Kai H, Fukui T, Lassègue B, Shah A, Minieri C A, Griendling K K
Department of Medicine, Emory University School of Medicine, Atlanta, Georgia 30322, USA.
Mol Pharmacol. 1996 Jan;49(1):96-104.
Recent studies have shown that G proteins are a potential regulatory site in the transmembrane signaling cascade. The aim of this study was to examine the effects of prolonged agonist exposure on expression of the Gq class of G protein alpha subunits (G alpha q/G alpha 11) in cultured rat vascular smooth muscle cells (VSMC). Treatment with 100 nM angiotensin II (Ang II) led to a substantial sustained down-regulation of cellular levels of immunologically detectable G alpha q/G alpha 11 by 50% within 6 hr. The effect of Ang II was dose dependent with an EC50 of 2 nM and was specifically blocked by the vascular type-1 Ang II receptor-specific antagonist losartan. The Ang II-induced reduction in cellular levels of G protein alpha subunits was specific for G alpha q/G alpha 11. The calcium ionophore ionomycin or activators of ubiquitous protein kinases (phorbol-12-myristate-13-acetate, forskolin, and 8-bromo-cGMP) did not mimic the effects of Ang II. However, [Arg8]vasopressin also induced a significant loss in cellular G alpha q/G alpha 11 levels. Ang II-induced G alpha q/G alpha 11 down-regulation was reversed by prevention of cellular receptor processing with phenylarsine oxide or chronic potassium depletion. The effects of Ang II on G alpha q/G alpha 11 levels were inhibited when protein kinase C activity was abolished. G alpha q mRNA levels were down-regulated by 30% after 4-hr incubation with Ang II, in part by transcriptional regulation. Although a short term vasopressin pretreatment had no effect on inositol-1,4,5-trisphosphate (IP3) generation in response to subsequent Ang II stimulation, a partial heterologous desensitization of the IP3 response was induced after a long term vasopressin pretreatment, which concurrently down-regulated cellular G alpha q/G alpha 11 levels. Homologous desensitization of IP3 generation on a second Ang II stimulation was observed after both a short and long term Ang II pretreatment. In conclusion, prolonged exposure to Ang II induces down-regulation of cellular G alpha q/G alpha 11 levels in intact VSMC. The effect of Ang II appears to be mediated by the signaling pathway sensitive to inhibition of receptor processing. The present study raises the possibility that agonist-induced G alpha q/G alpha 11 down-regulation participates in the mechanism of long term desensitization of the G alpha q/G alpha 11-mediated signaling system in VSMC.

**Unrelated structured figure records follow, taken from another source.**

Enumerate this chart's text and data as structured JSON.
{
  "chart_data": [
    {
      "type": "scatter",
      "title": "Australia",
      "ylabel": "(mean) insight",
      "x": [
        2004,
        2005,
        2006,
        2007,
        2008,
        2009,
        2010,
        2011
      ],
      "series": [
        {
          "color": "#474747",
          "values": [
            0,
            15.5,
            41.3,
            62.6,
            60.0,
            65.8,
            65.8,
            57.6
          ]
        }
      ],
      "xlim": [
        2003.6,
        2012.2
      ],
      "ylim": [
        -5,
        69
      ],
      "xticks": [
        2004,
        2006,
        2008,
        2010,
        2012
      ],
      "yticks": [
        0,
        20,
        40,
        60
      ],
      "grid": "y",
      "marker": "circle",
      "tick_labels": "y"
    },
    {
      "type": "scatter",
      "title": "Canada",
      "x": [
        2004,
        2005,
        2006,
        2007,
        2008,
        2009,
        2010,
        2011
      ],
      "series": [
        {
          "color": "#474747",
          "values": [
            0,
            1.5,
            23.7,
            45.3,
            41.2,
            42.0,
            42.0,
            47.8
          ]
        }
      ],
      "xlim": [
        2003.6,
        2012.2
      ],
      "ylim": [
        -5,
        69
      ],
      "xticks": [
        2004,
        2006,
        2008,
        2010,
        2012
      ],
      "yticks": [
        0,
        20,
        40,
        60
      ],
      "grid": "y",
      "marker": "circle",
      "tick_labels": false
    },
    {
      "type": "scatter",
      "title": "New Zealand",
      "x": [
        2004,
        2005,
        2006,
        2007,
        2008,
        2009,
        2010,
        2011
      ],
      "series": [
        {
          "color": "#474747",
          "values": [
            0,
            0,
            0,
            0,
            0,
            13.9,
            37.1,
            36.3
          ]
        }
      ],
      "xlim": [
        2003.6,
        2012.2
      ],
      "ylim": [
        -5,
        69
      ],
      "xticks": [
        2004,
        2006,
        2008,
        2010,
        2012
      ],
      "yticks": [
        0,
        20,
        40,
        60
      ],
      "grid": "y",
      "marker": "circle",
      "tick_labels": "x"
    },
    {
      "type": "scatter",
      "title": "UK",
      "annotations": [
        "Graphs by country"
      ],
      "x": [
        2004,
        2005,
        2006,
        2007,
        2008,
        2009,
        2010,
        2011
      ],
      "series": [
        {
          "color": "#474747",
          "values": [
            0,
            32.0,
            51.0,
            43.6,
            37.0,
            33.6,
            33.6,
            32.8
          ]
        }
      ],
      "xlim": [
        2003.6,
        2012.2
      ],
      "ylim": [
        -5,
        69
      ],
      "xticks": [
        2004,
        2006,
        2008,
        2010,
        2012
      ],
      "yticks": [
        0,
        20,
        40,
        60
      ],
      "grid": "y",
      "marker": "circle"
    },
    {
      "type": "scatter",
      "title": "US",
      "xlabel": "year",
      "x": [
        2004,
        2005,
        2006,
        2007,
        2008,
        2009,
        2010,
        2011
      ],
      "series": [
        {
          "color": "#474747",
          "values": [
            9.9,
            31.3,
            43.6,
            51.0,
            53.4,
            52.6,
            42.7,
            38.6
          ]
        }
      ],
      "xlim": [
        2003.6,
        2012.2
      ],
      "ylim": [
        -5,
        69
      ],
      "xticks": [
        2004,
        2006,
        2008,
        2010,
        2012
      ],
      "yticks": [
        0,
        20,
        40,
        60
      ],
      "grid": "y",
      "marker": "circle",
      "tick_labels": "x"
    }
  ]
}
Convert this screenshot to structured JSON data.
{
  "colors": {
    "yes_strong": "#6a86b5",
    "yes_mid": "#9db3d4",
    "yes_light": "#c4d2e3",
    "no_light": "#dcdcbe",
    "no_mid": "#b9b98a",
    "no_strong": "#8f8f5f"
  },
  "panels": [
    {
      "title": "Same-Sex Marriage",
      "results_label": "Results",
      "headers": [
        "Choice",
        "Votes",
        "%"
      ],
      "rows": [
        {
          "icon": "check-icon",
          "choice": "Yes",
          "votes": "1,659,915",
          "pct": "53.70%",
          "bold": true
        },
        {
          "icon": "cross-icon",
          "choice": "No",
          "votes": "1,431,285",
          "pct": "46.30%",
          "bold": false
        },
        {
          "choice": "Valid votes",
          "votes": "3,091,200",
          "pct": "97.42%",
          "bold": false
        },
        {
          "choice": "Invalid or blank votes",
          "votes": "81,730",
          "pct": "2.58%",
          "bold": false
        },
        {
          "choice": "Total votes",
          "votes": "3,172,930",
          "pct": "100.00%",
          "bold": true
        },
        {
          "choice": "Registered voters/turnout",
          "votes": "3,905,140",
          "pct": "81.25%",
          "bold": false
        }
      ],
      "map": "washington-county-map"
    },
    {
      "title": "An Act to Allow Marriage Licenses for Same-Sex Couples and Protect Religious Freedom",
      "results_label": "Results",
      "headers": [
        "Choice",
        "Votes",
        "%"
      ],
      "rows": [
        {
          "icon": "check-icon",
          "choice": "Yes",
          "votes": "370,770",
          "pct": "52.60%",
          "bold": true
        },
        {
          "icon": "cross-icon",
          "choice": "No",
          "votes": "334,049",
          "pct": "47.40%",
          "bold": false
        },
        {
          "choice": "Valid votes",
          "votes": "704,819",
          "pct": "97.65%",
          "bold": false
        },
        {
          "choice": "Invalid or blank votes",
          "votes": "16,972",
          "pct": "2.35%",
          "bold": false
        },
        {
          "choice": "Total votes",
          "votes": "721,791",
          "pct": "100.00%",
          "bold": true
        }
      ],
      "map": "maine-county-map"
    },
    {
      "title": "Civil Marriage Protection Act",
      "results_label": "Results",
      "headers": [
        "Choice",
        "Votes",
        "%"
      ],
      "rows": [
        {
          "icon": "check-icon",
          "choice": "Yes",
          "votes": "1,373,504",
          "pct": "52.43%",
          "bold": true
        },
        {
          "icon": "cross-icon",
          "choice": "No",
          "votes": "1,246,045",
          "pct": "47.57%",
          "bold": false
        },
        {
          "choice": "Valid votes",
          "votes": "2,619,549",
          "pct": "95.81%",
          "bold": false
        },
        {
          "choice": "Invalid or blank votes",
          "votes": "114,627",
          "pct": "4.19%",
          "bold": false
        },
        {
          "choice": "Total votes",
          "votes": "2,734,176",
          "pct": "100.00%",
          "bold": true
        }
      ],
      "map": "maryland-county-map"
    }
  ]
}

最近的研究表明,G蛋白是跨膜信号级联反应中的一个潜在调节位点。本研究的目的是检测在培养的大鼠血管平滑肌细胞(VSMC)中,长时间暴露于激动剂对G蛋白α亚基Gq类(Gαq/Gα11)表达的影响。用100 nM血管紧张素II(Ang II)处理导致在6小时内免疫可检测的Gαq/Gα11细胞水平持续大幅下调50%。Ang II的作用呈剂量依赖性,EC50为2 nM,并被血管1型Ang II受体特异性拮抗剂氯沙坦特异性阻断。Ang II诱导的G蛋白α亚基细胞水平降低对Gαq/Gα11具有特异性。钙离子载体离子霉素或普遍存在的蛋白激酶激活剂(佛波醇-12-肉豆蔻酸酯-13-乙酸酯、福斯可林和8-溴-cGMP)不能模拟Ang II的作用。然而,[精氨酸8]加压素也诱导细胞Gαq/Gα11水平显著降低。通过苯胂氧化物预防细胞受体加工或慢性钾缺乏可逆转Ang II诱导的Gαq/Gα11下调。当蛋白激酶C活性被消除时,Ang II对Gαq/Gα11水平的作用受到抑制。与Ang II孵育4小时后,Gαq mRNA水平下调30%,部分是通过转录调节。虽然短期加压素预处理对随后Ang II刺激引起的肌醇-1,4,5-三磷酸(IP3)生成没有影响,但长期加压素预处理后诱导了IP3反应的部分异源脱敏,同时下调了细胞Gαq/Gα11水平。在短期和长期Ang II预处理后,均观察到第二次Ang II刺激时IP3生成的同源脱敏。总之,在完整的VSMC中,长时间暴露于Ang II会诱导细胞Gαq/Gα11水平下调。Ang II的作用似乎是由对受体加工抑制敏感的信号通路介导的。本研究提出了激动剂诱导的Gαq/Gα11下调参与VSMC中Gαq/Gα11介导的信号系统长期脱敏机制的可能性。